パキスタン住宅開発庁は、ラホールおよびラワルピンディ郊外において1,200戸の低炭素省エネ型住宅の引き渡しを完了しました。本住宅群は、高断熱性の圧縮土ブロック(CSEB)と自然換気設計を採用し、持続可能な都市住宅の新たな標準を打ち立てています。
従来の焼成レンガ工法と比較して、圧縮土ブロックは製造時のCO2排出量を削減すると同時に、夏季の室内温度を約5度低下させ、冷房機器への依存を減らします。
屋根に配備されたソーラーパネルが照明や扇風機、給水ポンプの日常電力を賄い、住居者の光熱費負担を大幅に軽減しています。
屋根の集水樋から地下貯水槽へ集められた雨水は、敷地内の公園緑化や生活雑用水として効率的に再利用されています。

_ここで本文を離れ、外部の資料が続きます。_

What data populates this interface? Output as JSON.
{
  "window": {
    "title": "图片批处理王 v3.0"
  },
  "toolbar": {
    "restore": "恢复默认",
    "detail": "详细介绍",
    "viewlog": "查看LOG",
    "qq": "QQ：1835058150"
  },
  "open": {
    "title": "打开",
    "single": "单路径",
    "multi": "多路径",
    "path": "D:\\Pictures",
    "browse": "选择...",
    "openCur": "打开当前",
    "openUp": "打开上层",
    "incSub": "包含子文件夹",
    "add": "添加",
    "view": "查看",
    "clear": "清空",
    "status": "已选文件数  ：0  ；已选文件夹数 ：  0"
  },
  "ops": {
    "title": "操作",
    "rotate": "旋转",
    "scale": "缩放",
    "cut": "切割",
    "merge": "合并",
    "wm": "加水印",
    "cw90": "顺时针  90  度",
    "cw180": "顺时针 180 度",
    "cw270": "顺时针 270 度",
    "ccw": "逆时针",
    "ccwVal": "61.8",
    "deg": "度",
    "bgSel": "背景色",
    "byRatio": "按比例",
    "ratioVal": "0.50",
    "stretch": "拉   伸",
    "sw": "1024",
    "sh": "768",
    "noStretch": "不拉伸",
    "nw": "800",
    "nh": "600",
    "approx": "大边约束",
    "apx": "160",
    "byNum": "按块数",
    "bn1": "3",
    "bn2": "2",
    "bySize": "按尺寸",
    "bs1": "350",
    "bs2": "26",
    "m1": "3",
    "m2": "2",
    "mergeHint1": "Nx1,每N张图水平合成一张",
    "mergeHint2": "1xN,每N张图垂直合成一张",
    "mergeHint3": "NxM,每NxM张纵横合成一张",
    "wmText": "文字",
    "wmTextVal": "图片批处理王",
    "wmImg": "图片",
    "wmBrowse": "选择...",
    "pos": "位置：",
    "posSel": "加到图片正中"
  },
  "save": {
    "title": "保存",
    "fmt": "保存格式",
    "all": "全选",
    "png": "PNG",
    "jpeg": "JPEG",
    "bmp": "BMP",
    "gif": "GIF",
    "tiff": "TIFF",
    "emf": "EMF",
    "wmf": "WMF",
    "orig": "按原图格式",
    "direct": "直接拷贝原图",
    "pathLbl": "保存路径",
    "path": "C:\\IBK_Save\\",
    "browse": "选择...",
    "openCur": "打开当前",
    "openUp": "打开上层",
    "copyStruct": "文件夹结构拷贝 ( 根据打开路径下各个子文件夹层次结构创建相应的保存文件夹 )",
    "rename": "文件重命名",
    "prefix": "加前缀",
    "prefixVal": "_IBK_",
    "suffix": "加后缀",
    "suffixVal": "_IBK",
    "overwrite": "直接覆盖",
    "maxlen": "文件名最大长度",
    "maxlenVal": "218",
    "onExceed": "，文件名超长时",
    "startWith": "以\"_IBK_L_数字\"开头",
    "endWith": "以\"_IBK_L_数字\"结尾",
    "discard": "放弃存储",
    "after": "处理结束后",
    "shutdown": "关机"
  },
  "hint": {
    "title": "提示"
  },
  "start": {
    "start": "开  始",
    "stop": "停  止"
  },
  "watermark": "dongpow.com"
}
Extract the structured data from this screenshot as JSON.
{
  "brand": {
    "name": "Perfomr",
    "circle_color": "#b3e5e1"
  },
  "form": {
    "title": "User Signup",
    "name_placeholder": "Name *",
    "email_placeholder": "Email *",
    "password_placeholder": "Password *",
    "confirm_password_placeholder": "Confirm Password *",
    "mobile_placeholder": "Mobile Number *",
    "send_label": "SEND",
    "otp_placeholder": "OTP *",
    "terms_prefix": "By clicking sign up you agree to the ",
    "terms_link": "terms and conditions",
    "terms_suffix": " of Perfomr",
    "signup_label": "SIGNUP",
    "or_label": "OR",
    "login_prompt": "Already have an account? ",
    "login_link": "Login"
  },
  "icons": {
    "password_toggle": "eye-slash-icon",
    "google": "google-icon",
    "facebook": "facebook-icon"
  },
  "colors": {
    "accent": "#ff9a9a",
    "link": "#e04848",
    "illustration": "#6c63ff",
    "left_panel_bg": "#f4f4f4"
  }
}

国営銀行による低利マイクロ住宅ローン制度が適用され、地域家賃と同等の手頃な月々返済額で持ち家の購入が可能となりました。
敷地内には徒歩圏内にコミュニティセンター、一次診療所、職業訓練工房が併設されています。
住宅の所有権登記は夫婦共同名義で行われ、家庭内の経済的安定と女性の権利保護が推進されています。
建築技術者の報告によると、土ブロック工法の採用により従来のRC構造と比較して建設コストが20%カットされました。

都市計画専門家は、本プロジェクトをアジアの都市部における急激な人口増加と住宅不足を解決する模範モデルとして高く評価しています。
持続可能な低コスト住宅の普及が、多くの労働者家族へ尊厳ある暮らしと気候変動に強い安全な居住環境を提供しています。